8 millions de plants à Béjaïa d’ici le printemps

« Un enfant, une école, un arbre. Un double cadeau pour la nature et l’enfance » C’est sous ce slogan que la Conservation des forêts, de Béjaïa a lancé la campagne de reboisement à travers, cette, année, les écoles, tout en célébrant la Journée nationale de l’arbre, ce samedi 25 octobre, au niveau de la Maison de la culture de Béjaïa.
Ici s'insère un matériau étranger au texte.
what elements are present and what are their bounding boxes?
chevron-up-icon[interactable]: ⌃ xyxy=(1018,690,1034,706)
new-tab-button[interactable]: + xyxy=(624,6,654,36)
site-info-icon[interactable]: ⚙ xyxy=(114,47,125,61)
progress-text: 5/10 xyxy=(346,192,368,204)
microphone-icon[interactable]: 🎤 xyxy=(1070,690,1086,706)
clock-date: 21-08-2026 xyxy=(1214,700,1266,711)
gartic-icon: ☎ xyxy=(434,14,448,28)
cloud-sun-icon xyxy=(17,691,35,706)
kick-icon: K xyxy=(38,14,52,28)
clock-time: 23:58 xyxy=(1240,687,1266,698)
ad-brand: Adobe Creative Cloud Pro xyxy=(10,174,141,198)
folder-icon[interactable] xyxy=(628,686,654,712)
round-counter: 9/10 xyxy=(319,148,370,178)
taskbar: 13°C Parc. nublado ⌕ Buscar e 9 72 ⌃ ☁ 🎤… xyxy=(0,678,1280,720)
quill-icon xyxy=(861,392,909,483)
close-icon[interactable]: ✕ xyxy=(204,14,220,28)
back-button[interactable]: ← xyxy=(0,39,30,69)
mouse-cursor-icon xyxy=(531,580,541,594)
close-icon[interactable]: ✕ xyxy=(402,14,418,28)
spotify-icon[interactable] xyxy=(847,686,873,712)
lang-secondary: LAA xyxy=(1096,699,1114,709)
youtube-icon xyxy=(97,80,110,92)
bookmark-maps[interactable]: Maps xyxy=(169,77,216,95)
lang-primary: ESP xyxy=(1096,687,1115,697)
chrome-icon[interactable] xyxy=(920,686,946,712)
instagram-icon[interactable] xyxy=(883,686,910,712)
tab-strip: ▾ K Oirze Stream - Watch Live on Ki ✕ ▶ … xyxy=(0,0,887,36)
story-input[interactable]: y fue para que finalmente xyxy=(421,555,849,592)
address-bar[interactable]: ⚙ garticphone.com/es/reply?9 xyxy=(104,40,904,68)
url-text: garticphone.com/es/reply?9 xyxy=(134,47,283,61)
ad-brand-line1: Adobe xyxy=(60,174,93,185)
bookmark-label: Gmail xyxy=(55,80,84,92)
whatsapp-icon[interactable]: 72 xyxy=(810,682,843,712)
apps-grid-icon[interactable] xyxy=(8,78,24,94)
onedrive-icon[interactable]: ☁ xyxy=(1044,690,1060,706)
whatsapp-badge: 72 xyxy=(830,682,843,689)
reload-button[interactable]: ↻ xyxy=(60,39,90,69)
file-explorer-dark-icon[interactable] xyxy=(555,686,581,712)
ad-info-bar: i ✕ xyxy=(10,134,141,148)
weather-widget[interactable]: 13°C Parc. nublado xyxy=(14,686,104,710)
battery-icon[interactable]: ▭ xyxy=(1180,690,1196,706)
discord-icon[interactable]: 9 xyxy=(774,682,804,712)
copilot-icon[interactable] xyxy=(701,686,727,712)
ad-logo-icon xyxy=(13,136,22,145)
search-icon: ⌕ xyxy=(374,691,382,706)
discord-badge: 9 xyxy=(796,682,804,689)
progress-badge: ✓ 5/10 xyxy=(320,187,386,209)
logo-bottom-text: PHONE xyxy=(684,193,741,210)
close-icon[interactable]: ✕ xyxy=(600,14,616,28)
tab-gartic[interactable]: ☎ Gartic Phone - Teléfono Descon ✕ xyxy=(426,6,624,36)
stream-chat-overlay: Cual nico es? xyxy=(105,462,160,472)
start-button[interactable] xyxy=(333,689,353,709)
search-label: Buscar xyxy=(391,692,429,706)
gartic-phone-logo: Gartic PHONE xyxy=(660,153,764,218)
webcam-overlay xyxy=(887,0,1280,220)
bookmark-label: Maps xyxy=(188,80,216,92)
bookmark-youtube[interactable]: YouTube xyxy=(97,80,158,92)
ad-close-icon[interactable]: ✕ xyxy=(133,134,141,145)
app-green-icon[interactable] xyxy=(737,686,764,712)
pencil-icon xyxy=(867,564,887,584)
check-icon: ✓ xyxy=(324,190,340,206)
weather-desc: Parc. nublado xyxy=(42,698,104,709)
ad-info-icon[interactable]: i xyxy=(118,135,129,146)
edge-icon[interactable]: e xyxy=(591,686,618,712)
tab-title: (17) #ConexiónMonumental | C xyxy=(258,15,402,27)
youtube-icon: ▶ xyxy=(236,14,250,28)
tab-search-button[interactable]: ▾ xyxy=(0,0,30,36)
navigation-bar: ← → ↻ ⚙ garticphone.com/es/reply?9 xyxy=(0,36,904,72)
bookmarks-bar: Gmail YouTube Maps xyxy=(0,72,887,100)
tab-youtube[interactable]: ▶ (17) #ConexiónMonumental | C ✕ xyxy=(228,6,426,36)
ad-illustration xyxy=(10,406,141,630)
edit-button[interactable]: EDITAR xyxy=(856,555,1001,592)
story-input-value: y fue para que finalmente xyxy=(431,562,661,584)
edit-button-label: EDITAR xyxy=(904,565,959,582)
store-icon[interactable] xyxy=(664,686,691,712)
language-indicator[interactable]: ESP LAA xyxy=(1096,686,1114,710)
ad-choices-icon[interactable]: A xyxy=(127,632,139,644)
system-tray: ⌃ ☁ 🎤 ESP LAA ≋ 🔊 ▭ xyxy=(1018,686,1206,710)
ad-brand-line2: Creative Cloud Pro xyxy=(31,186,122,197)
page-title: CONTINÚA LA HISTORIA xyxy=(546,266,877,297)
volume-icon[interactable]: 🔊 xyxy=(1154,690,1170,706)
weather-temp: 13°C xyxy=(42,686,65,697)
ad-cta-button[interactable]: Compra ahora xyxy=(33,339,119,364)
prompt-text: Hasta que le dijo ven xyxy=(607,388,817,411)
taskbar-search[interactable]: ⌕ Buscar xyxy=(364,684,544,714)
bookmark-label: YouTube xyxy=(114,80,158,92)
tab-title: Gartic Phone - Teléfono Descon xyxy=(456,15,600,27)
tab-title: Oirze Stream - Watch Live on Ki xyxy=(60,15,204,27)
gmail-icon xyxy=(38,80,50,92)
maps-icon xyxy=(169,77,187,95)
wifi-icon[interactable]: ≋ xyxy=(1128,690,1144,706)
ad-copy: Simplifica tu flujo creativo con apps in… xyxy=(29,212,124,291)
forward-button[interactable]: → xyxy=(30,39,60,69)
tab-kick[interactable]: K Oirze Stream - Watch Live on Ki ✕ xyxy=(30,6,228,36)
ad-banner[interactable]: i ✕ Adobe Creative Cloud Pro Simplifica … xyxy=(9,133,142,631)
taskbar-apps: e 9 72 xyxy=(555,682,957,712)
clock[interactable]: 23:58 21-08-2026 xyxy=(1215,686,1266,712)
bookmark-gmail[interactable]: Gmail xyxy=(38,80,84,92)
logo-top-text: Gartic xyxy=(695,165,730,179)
Outre la conservation, il y a eu la participation de la Direction des service agricoles, le Parc national de Gouraya, le club scientifique des services de la nature de l’université Abderrahmane-Mira, une pépinière privée Achrit et d’autres organismes venus renforcer ce secteur qui leur est commun. L’attention est vite attirée par ce privé, qui projette, après des essais concluants, de fabriquer du papier à base de diss, plante herbacée très commune dans tout l’Atlas tellien. Selon M. Hadadi, promoteur du projet, la fabrication de papier à base de diss serait plus rentable qu’à base d’alfa et d’ailleurs une thèse faite par des étudiants à Boumerdès, avait prouvé que le diss pouvait être utilisé comme pâte à papier, à moindre coût, notamment au Nord où cette plante est très répandue. Profitant de la Journée nationale de l’arbre pour ouvrir la campagne de reboisement afin de repeupler les massif détruits par les incendies assez fréquents, la Conservation des forêts prend part ainsi à la sauvegarde du patrimoine forestier. D’ailleurs elle a opté pour un système de conventionnement pour la désignation de pépinières qui ont pour activité principale, la production de plants. « Chaque année nous lançons la campagne de reboisement en associant divers organismes et institutions et cette année, c’est au tour du secteur de l’éducation de participer. Symboliquement, des élèves de trois écoles primaires sont aujourd’hui en train de faire un volontariat au niveau du site Madala et nous prévoyons de planter 8 millions de plants d’ici les vacances du printemps avec la contribution des élèves », déclare M. Yagouni, cadre à la Conservation des forêts. Seul le reboisement permet de protéger la forêt qui fonctionne pratiquement comme une grande éponge, du fait que les pluies en s’égouttant à travers les branches des arbres, s’infiltrent dans les sols poreux pour réapparaître en débits réguliers et durables dans les sources et les nappes phréatiques. Par ailleurs, elle retient la puissance des torrents, limitant ainsi les inondations, atténue le bruit et capte la poussière par centaines de kilomètres de particules sur les feuilles des arbres. En un mot, elle régule le climat. Dommage qu’on ne charge pas aussi les services des forêts de s’occuper des arbres plantés par la Direction des travaux publics ou les communes au niveau des routes nationales et des artères des villes car ces arbres sont parfois laissés à l’abandon et finissent par mourir.